As a white-box audit tool-RIPS, which began to use parsing to exploit vulnerabilities a long time ago, I believe everyone is familiar with him. Even though it is now in commercial operation, and the latest version is only v0.55 updated in 2017 on SourceForge (https://sourceforge.net/projects/rips-scanner), this does not hinder our study of its code concept, and three RIPS analysis articles by plum winemakers are well worth reading. Commercial RIPS offers a free trial, and friends who are interested can go and have a try.

RIPS uses the PHP Zend engine parser to get the source Token stream information, and then generates the corresponding AST tree and CFG based on this Token stream information. Then, RIPS locates the sensitive function on this basis, and then traces the parameters of the sensitive function to check whether it is a user-controllable input to determine whether there is a vulnerability. RIPS checks whether the variable is handled by a security function during variable backtracking to reduce false positives.

RIPS does not have a separate inspection rule file, and its detection rules are mainly integrated in the configuration file and are located in the config directory.

Info.php: define some functions that require extra attention

Securing.php: define security handling functions

Sink.php: define sensitive functions and corresponding security functions

Sources.php: define output point functions / variables that the user may be able to control

Token.php: defining the flow of Token information related to sensitive functions needs to be focused on during the analysis process.

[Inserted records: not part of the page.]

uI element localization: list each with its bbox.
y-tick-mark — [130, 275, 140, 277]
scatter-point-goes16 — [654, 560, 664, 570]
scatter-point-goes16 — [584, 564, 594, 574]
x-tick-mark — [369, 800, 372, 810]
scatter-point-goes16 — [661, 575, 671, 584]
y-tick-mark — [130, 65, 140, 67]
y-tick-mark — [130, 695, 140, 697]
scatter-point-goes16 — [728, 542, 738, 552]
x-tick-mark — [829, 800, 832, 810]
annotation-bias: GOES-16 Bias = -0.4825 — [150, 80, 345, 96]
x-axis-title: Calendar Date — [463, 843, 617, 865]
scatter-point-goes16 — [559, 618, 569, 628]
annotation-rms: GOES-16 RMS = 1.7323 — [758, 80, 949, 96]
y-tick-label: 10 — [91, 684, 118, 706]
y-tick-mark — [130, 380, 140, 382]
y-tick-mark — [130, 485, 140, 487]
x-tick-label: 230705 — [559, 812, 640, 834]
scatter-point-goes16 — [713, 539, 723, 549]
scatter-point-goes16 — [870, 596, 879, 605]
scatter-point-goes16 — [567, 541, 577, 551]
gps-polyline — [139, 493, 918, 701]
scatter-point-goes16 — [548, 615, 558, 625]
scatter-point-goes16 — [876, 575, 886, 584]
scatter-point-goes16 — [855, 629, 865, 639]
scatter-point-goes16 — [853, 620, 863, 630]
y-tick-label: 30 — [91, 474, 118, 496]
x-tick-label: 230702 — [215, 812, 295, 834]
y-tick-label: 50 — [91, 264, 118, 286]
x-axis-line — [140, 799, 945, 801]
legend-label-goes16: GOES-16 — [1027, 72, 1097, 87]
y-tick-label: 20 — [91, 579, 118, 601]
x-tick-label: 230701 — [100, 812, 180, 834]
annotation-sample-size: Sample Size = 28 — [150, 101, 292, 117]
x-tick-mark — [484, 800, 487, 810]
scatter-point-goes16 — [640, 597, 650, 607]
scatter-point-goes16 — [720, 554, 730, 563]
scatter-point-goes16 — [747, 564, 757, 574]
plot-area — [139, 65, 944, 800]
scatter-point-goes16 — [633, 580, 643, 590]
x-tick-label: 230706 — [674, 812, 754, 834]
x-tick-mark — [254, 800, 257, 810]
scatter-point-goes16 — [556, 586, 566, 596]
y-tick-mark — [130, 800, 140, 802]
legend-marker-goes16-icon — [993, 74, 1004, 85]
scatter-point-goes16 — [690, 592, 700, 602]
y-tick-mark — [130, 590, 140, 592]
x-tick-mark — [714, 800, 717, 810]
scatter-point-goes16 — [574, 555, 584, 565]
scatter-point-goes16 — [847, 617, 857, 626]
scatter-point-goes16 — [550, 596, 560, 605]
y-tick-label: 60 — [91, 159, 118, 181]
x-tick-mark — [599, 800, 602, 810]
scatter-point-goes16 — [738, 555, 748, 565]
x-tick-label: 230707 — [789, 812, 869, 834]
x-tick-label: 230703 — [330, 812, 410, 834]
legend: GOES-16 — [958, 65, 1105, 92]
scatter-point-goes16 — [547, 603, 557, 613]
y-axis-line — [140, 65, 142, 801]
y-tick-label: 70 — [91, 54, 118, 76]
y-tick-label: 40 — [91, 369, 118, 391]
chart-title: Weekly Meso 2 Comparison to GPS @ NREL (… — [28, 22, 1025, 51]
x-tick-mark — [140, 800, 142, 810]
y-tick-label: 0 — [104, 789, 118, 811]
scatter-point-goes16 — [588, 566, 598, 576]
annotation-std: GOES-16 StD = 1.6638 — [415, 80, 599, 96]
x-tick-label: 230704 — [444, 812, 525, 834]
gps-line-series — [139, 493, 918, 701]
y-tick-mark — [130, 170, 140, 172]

More than a dozen white box audit tools give me the impression that automated code audit is still a long way to go. As mentioned at the beginning, the current mainstream PHP white-box audit tools are based on the same experience. This experience can be simply divided into three sub-questions:

Location sensitive function

Some / all of the parameters come from external input

Whether the external input is processed by the security function during the transfer process.

With regard to the first problem, the current solution can basically be solved. In view of the second problem, most of the cases can be basically solved by static analysis, but there is still much room for improvement, such as more comprehensive and in-depth analysis of the source code, secondary input with the help of database, and so on. The third problem is still a hard-hit area, which basically stays in the judgment of whether there is a security function in the transfer chain, without considering the bypass problem caused by multiple coding, the security function can be bypassed and so on. In addition, in recent years, our principles of designing white-box audit tools are basically the same, is there any other better design scheme under today's technical conditions? This point is open to question. Interestingly, there are quite a number of people studying the binary system, both in industry and academia, but when it comes back to WEB, the main force is the industrial people (manual dog heads).

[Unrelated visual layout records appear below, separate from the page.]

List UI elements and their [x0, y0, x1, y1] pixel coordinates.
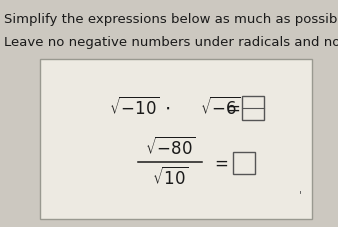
Text: $\sqrt{-10}$: $\sqrt{-10}$: [109, 96, 160, 118]
Text: $\cdot$: $\cdot$: [164, 98, 170, 117]
Bar: [233, 152, 255, 174]
Text: $\sqrt{-6}$: $\sqrt{-6}$: [200, 96, 240, 118]
Text: $=$: $=$: [211, 153, 229, 171]
Text: $=$: $=$: [223, 99, 241, 116]
Bar: [40, 60, 312, 219]
Text: $\sqrt{10}$: $\sqrt{10}$: [151, 166, 189, 188]
Bar: [242, 96, 264, 121]
Text: $\sqrt{-80}$: $\sqrt{-80}$: [145, 136, 195, 158]
Text: Leave no negative numbers under radicals and no: Leave no negative numbers under radicals…: [4, 36, 338, 49]
Text: Simplify the expressions below as much as possibl: Simplify the expressions below as much a…: [4, 13, 338, 26]
Text: ': ': [298, 189, 301, 199]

The above is a preliminary study of how PHP carries out open source white-box audit tools, and the editor believes that there are some knowledge points that we may see or use in our daily work. I hope you can learn more from this article. For more details, please follow the industry information channel.

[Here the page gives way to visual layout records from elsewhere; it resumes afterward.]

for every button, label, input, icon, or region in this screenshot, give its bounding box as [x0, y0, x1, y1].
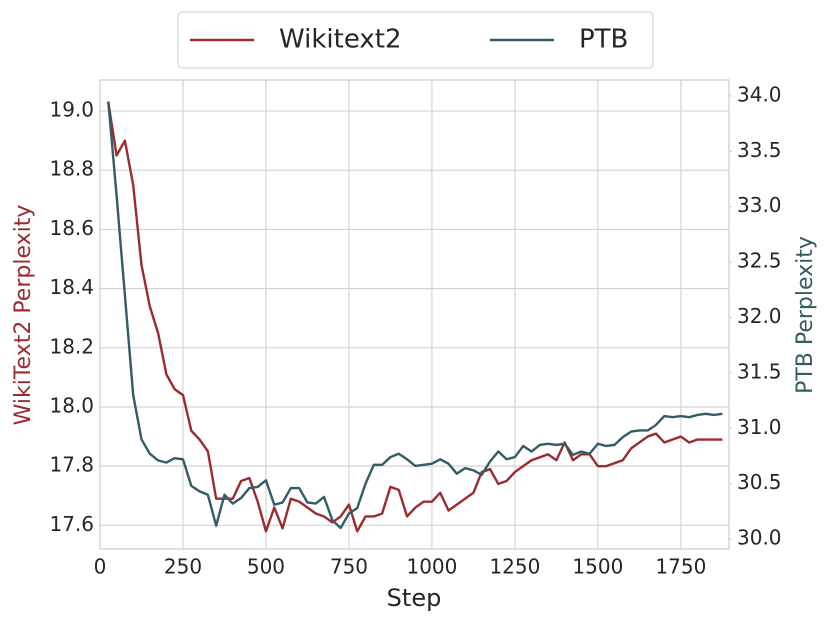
x-tick-label: 1500 [572, 555, 623, 579]
y-tick-label: 17.6 [49, 512, 94, 536]
legend: Wikitext2 PTB [177, 11, 654, 69]
plot-area [99, 79, 730, 550]
y2-tick-label: 32.5 [737, 249, 782, 273]
y-tick-label: 18.8 [49, 157, 94, 181]
y-tick-label: 17.8 [49, 453, 94, 477]
line-series [107, 101, 723, 530]
grid [99, 80, 729, 549]
legend-label: Wikitext2 [279, 25, 402, 55]
line-series [107, 102, 723, 533]
y-tick-label: 18.6 [49, 216, 94, 240]
y2-axis-label: PTB Perplexity [793, 236, 818, 394]
x-tick-label: 0 [94, 555, 107, 579]
y2-tick-label: 34.0 [737, 82, 782, 106]
x-axis-label: Step [387, 584, 442, 612]
y-tick-label: 18.0 [49, 393, 94, 417]
y-axis-label: WikiText2 Perplexity [11, 205, 36, 426]
y-tick-label: 18.4 [49, 275, 94, 299]
x-tick-label: 500 [247, 555, 285, 579]
x-tick-label: 1000 [406, 555, 457, 579]
legend-box [177, 11, 654, 69]
y2-tick-label: 31.0 [737, 415, 782, 439]
x-tick-label: 1750 [655, 555, 706, 579]
x-tick-label: 250 [164, 555, 202, 579]
y2-tick-label: 33.0 [737, 193, 782, 217]
lines [107, 101, 723, 533]
ticks: 0 250 500 750 1000 1250 1500 1750 17.6 17.8 18.0 18… [49, 82, 781, 578]
x-tick-label: 750 [330, 555, 368, 579]
y2-tick-label: 33.5 [737, 138, 782, 162]
x-tick-label: 1250 [489, 555, 540, 579]
y2-tick-label: 31.5 [737, 359, 782, 383]
y2-tick-label: 30.0 [737, 526, 782, 550]
y2-tick-label: 30.5 [737, 470, 782, 494]
y-tick-label: 18.2 [49, 334, 94, 358]
y-tick-label: 19.0 [49, 98, 94, 122]
y2-tick-label: 32.0 [737, 304, 782, 328]
legend-label: PTB [579, 25, 628, 55]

Welcome to subscribe "Shulou Technology Information " to get latest news, interesting things and hot topics in the IT industry, and controls the hottest and latest Internet news, technology news and IT industry trends.

*The comments in the above article only represent the author's personal views and do not represent the views and positions of this website. If you have more insights, please feel free to contribute and share.